At approximately 4:00 pm, the throngs attending the event witnessed, on the screens, what many believe was a spiritual turning point in American history. At center stage, PK leaders gathered to publicly repent of racism in the Church and ask God for forgiveness and mercy. As humble prayers ascended, the leaders extended their hands toward one another. A white hand, a black hand, a Native American hand, a Jewish hand, an Asian hand - all joined together with hearts of humility and repentance for the racism of our nation's past. And as they prayed, the multitudes joined in, some standing together holding hands, some kneeling alone, others lying prostrate on the ground.


Racial reconciliation is essential to the health of Christ's body. As we move into the next millennium, the Church can no longer afford to be divided over skin color and cultural dissimilarity. We are slowly learning that the American Church and white Western culture are not synonymous.

Twice before in this century the Church was offered the opportunity to heal its racial divide. The first opportunity occurred in the early 1900's at the Azusa Street revivals. On that occasion, blacks and whites met together for several years following a visitation of the Holy Spirit and subsequent revival. These events birthed the modern Pentecostal movement. But after a time, the black believers formed one denomination and the white believers formed another. Today, scant evidence remains of God's reconciliatory work from those years.


"In the 1950's, God presented the American, white evangelical church with a marvelous opportunity."

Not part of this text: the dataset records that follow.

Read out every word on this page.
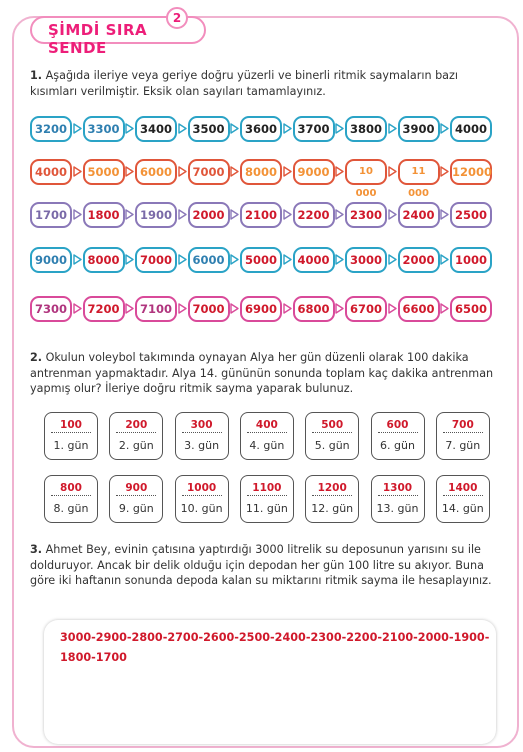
ŞİMDİ SIRA SENDE
2
1. Aşağıda ileriye veya geriye doğru yüzerli ve binerli ritmik saymaların bazı kısımları verilmiştir. Eksik olan sayıları tamamlayınız.
3200	3300	3400	3500	3600	3700	3800	3900	4000
4000	5000	6000	7000	8000	9000	10 000
11 000
12000
1700	1800	1900	2000	2100	2200	2300	2400	2500
9000	8000	7000	6000	5000	4000	3000	2000	1000
7300	7200	7100	7000	6900	6800	6700	6600	6500
2. Okulun voleybol takımında oynayan Alya her gün düzenli olarak 100 dakika antrenman yapmaktadır. Alya 14. gününün sonunda toplam kaç dakika antrenman yapmış olur? İleriye doğru ritmik sayma yaparak bulunuz.
100
1. gün
200
2. gün
300
3. gün
400
4. gün
500
5. gün
600
6. gün
700
7. gün
800
8. gün
900
9. gün
1000
10. gün
1100
11. gün
1200
12. gün
1300
13. gün
1400
14. gün
3. Ahmet Bey, evinin çatısına yaptırdığı 3000 litrelik su deposunun yarısını su ile dolduruyor. Ancak bir delik olduğu için depodan her gün 100 litre su akıyor. Buna göre iki haftanın sonunda depoda kalan su miktarını ritmik sayma ile hesaplayınız.
3000-2900-2800-2700-2600-2500-2400-2300-2200-2100-2000-1900-1800-1700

A second opportunity arose in the South during the 1950's. After generations of racial oppression and degradation, after years of "Jim Crow" laws and "back of the bus" treatment, Southern blacks, then called Negroes, grew tired of being oppressed. Sparked by Rosa Parks' refusal to yield her bus seat to a white man and led by a Baptist preacher named Martin Luther King, Jr., a series of protests unfolded which catapulted the oppressed and their cause to center stage America. At that critical juncture in our nation's history, God presented the white, American, evangelical church with a marvelous opportunity. Come stand with your black Christian brothers and sisters and fight with them to recover their lost dignity.

As early protests ensued, God's sovereign hand could be seen at work. On more than one occasion, marchers' prayers supernaturally turned back water hoses and armed police. God had intervened. But the white, evangelical church remained silent, just as they had done for so many years before. Today, a generation later, the chasm between the two groups - black Christians and white Christians - is painfully obvious, especially on the political front.

HEAL The word reconciliation is built from the prefix re and the word conciliation. Conciliation means to try to regain, or gain again, friendship or goodwill. Reconciliation implies multiple efforts at restoring a broken relationship. In living out its motto of "Heal the Church, Heal the Nation," HEAL encourages Christians to become humble reconcilers and to possess the endurance to pro-actively build affirming relationships across racial lines. In so doing, we labor in love through Christ to heal the long standing wounds which have divided us.

Before the Church can be effective in helping the nation to heal, the Church itself must be healed. The first step toward healing is reexamination. The second step is reconciliation.

"Is not this the kind of fasting I have chosen: to loose the chains of injustice and untie the cords of the yoke, to set the oppressed free and break every yoke?"